77 Biologically, this tissue culture technique is analogous to shoot and root differentiation by stem cuttings (except stem cuttings with pre-formed root initials or if pre-existing buds make the new shoot). For cuttings, do you remember which organs (shoots or roots) are promoted by cytokinins and which are promoted by auxins? As with cuttings from certain species, ontogenetic age (degree of juvenility) is an important factor for organogenesis. Shoot Formation Inducing shoot formation from leaf explants is one method of plant organogenesis or regeneration that is widely used with woody and herbaceous plants. Obtaining large numbers of shoots from plant tissue is essential for genetic improvement programs and production efficiency of clones. Leaf explants fulfill this requirement. Callus cultures may also produce many shoots, but this regeneration method may present a problem because of the potential for genetic instability of calluses. Somaclonal variation or genetic mutations appear more frequently for callus-regenerated shoots, especially from long-term cultures of callus.

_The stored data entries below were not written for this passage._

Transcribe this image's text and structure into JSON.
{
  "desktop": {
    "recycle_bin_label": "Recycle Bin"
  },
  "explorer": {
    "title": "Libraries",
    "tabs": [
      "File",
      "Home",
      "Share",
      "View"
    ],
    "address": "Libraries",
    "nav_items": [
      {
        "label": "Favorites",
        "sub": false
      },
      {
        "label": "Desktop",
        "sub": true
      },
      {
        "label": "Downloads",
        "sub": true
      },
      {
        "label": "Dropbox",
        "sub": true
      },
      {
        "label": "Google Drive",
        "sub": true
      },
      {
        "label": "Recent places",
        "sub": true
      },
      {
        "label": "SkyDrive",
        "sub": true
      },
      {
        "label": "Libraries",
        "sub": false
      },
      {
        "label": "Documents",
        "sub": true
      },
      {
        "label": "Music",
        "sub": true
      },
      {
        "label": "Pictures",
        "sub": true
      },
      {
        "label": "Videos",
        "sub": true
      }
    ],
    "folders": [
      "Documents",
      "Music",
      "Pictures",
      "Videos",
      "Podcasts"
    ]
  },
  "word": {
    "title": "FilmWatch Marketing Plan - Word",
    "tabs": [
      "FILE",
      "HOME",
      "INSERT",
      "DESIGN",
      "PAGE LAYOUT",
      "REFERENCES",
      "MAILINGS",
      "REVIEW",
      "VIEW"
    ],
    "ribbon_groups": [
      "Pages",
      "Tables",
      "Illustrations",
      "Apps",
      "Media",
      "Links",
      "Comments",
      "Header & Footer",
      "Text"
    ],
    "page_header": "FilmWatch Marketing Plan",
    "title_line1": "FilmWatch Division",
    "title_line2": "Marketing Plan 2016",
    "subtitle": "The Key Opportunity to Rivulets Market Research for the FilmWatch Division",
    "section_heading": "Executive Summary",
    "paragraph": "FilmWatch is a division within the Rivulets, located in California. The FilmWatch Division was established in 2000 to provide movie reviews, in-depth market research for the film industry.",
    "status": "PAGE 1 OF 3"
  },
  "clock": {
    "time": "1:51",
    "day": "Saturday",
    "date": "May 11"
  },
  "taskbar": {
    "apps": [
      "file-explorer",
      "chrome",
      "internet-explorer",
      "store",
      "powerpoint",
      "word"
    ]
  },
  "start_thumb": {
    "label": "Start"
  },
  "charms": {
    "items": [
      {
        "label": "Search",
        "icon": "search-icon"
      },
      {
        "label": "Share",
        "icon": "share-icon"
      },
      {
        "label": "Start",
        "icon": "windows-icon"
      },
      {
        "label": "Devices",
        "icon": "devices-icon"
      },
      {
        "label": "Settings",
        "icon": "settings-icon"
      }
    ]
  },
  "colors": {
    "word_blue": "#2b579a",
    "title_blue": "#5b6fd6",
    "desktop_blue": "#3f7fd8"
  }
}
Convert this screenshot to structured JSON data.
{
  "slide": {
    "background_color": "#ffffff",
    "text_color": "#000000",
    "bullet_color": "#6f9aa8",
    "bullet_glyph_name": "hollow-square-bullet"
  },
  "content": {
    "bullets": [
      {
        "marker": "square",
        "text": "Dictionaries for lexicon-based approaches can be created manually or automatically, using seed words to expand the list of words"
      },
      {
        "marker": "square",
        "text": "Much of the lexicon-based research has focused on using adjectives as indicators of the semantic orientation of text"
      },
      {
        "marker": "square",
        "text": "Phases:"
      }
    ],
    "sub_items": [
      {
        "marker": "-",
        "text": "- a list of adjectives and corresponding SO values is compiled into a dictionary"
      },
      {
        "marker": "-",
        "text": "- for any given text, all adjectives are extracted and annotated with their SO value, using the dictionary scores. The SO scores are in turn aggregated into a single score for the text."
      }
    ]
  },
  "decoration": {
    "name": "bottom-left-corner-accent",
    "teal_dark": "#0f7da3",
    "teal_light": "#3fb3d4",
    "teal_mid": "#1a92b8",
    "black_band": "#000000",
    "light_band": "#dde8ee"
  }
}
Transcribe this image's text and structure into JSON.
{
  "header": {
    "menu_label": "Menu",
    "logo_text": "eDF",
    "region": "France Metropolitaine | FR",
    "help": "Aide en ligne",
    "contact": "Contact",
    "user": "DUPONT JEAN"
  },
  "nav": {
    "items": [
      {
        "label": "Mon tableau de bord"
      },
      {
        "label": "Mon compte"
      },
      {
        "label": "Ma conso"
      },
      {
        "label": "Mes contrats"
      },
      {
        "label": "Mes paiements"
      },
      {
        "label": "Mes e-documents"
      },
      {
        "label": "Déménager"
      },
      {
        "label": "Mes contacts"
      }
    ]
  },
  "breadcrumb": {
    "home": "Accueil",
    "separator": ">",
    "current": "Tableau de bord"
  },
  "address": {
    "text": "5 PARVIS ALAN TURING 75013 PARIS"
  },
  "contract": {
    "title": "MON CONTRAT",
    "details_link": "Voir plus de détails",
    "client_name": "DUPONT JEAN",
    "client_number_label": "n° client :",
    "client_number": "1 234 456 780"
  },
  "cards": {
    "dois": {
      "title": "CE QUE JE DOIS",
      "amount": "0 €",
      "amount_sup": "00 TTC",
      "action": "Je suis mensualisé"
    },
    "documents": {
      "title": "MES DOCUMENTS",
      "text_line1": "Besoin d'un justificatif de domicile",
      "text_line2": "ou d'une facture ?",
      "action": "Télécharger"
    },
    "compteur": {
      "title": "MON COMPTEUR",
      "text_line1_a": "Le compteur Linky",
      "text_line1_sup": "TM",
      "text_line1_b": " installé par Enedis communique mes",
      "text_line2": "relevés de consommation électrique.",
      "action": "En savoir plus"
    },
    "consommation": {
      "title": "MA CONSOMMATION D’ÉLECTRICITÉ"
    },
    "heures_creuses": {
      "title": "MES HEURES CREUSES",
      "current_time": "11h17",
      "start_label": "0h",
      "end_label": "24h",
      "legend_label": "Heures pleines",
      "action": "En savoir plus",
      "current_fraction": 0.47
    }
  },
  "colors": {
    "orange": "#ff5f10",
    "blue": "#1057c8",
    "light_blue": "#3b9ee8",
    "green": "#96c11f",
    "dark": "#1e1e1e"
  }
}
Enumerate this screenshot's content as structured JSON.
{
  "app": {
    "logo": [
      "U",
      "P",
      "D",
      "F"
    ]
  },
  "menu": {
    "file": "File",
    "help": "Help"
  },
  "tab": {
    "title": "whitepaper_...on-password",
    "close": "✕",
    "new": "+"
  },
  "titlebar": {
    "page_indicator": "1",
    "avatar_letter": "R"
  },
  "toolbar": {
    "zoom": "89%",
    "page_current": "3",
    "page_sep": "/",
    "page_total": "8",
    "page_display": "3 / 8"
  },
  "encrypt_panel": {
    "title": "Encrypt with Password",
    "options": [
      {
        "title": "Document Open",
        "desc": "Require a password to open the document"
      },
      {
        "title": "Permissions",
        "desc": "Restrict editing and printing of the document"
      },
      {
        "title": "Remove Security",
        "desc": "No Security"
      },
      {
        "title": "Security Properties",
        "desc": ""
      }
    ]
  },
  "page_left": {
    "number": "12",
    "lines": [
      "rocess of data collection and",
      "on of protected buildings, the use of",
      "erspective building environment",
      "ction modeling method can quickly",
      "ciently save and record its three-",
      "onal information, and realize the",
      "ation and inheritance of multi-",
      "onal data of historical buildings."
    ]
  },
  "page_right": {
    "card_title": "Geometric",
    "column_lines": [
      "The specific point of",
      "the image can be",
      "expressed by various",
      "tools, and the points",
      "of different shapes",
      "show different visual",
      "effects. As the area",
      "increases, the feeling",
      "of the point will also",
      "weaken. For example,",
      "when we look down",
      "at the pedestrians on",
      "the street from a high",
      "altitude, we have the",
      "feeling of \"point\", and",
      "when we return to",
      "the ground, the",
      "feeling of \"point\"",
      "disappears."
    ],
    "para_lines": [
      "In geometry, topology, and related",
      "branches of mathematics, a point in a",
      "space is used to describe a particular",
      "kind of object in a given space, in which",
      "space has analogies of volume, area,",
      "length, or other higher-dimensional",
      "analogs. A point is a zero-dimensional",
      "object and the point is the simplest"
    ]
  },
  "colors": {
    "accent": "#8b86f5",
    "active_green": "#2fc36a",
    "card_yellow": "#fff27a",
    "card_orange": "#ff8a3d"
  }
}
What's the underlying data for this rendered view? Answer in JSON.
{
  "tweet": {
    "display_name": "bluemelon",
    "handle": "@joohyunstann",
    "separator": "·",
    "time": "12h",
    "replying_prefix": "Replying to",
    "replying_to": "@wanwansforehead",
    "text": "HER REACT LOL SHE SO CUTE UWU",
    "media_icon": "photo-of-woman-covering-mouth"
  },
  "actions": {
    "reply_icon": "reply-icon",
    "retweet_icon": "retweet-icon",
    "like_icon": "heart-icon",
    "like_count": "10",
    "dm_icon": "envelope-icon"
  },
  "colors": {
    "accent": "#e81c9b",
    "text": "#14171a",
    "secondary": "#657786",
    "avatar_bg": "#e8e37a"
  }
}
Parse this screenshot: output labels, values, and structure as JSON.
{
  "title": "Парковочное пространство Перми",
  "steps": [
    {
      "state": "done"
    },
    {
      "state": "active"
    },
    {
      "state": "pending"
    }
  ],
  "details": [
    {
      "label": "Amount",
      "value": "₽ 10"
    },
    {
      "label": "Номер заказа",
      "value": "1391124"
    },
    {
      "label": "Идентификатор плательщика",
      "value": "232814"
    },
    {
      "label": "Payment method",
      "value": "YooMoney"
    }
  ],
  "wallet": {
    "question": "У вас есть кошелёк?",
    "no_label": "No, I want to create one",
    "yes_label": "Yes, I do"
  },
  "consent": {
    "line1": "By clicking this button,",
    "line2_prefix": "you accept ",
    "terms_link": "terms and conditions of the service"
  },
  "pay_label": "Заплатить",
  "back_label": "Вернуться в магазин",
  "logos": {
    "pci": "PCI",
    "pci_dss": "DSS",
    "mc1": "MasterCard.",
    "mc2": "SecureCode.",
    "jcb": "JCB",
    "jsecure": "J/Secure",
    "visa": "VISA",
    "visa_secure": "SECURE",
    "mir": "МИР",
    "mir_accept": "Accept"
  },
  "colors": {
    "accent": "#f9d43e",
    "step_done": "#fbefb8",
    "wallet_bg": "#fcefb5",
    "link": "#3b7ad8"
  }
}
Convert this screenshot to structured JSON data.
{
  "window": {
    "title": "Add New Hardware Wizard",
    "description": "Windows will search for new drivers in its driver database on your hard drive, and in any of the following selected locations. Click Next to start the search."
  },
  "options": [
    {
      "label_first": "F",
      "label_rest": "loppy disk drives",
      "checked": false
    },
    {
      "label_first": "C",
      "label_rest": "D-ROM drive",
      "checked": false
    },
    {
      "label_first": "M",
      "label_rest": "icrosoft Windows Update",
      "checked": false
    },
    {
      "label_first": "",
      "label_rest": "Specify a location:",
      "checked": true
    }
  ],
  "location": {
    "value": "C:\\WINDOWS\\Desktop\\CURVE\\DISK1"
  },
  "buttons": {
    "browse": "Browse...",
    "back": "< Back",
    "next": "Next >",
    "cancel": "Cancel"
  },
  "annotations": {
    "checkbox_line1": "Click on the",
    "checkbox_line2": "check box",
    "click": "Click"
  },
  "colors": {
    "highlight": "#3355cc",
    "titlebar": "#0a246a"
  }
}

Therefore, a regeneration system with shoots arising directly from the leaf tissue and bypassing or considerably shortening the callus phase is desired. Even though plant regeneration from leaves is an efficient way to reproduce plants, this technique is used only infrequently in commercial propagation. Root Formation An important part of micropropagation is to induce roots to form on microshoots. Root formation on microcuttings is typically the limiting factor in micropropagation rather than shoot proliferation (from axillary buds). Microshoots can be rooted either in vitro or in the regular environment (as microcuttings). In vitro rooted cuttings can be placed on a medium supplemented with auxin or one that lacks a
78 cytokinin. Basal mineral concentration is sometimes reduced to half strength to promote rooting. Addition of activated charcoal is sometimes helpful for root formation on microshoots. Microcuttings rooted in the normal environment are placed under high humidity conditions. Before being placed in a greenhouse, the microcuttings can be treated with an auxin quick-dip before sticking them in a potting/rooting medium. Regardless of where shoots are rooted, indole-3-butyric acid (IBA) is often used to induce root formation on microshoots/cuttings. Other synthetic auxins, such as naphthaleneacetic acid (NAA), can be used in place of IBA to induce rooting. PROCEDURES: A. Shoot Organogenesis with Chrysanthemum 1. Each group should obtain two baby food jars that contains shoot cultures of Iridon mum. Also take two jars each of treatment M1, M2, and M3. 2. All work for this laboratory will be completed in the laminar hood. a. Be sure to spray the jars with a 70% alcohol before putting them into the hood. b. Be sure to sterilize forceps and scalpels between the shoots being removed from the jar. 3. Once a shoot is removed from a jar you MUST WORK QUICKLY so the leaves avoid drying out (become limp). Therefore, be organized and prepared to work quickly. 4. Remove a mum shoot from a jar and place it on a sterile paper towel. 5. Use leaves that are about 1 cm 2 or larger. a. Moving quickly but carefully, cut one leaf off from the shoot so that the petiole is still attached to the leaf blade.
b. Turn the leaf upside down on the paper towel and cut off the 5 79 leaf tip and side leaf margins as shown in class. c. Make one or two slices on the midrib (large vein), but 4 1 do not cut the leaf in half. The idea here is to wound 2 the midrib. Finally, cut off the petiole from the leaf blade. d. After removing the petiole, put the leaf explant in a baby food jar with the adaxial 3 surface (top side) of the leaf in contact with the medium. e. Place four leaf explants in each baby food jar; try to be consistent in the location of leaves used for explants. For instance, make your explants from leaves on the upper halves of the shoots. 6. Baby food jars contain 25 ml of modified MS medium. Treatment M1 lacks plant growth regulators; treatment M2 contains 0.3 M BA and 11.5 M IAA; and treatment M3 contains 0.9 M BA and 3.8 M IAA. 7. Observe explants weekly for organ (shoot) formation. 8. After three weeks from when the explants were taken, record the number of shoots formed on the explants. Remove the cap and count the shoots and/or clearly defined buds formed on the explant surface. Use a dissecting microscope if necessary. 9. Record the following data. a. The amount of contamination in your baby food jars, if any. b. The number of explants forming shoots for each treatment. Be sure to record a proportion (for example, 4 leaves out of 8 explants formed shoots). c. The mean number of shoots formed per regenerating explant for each treatment.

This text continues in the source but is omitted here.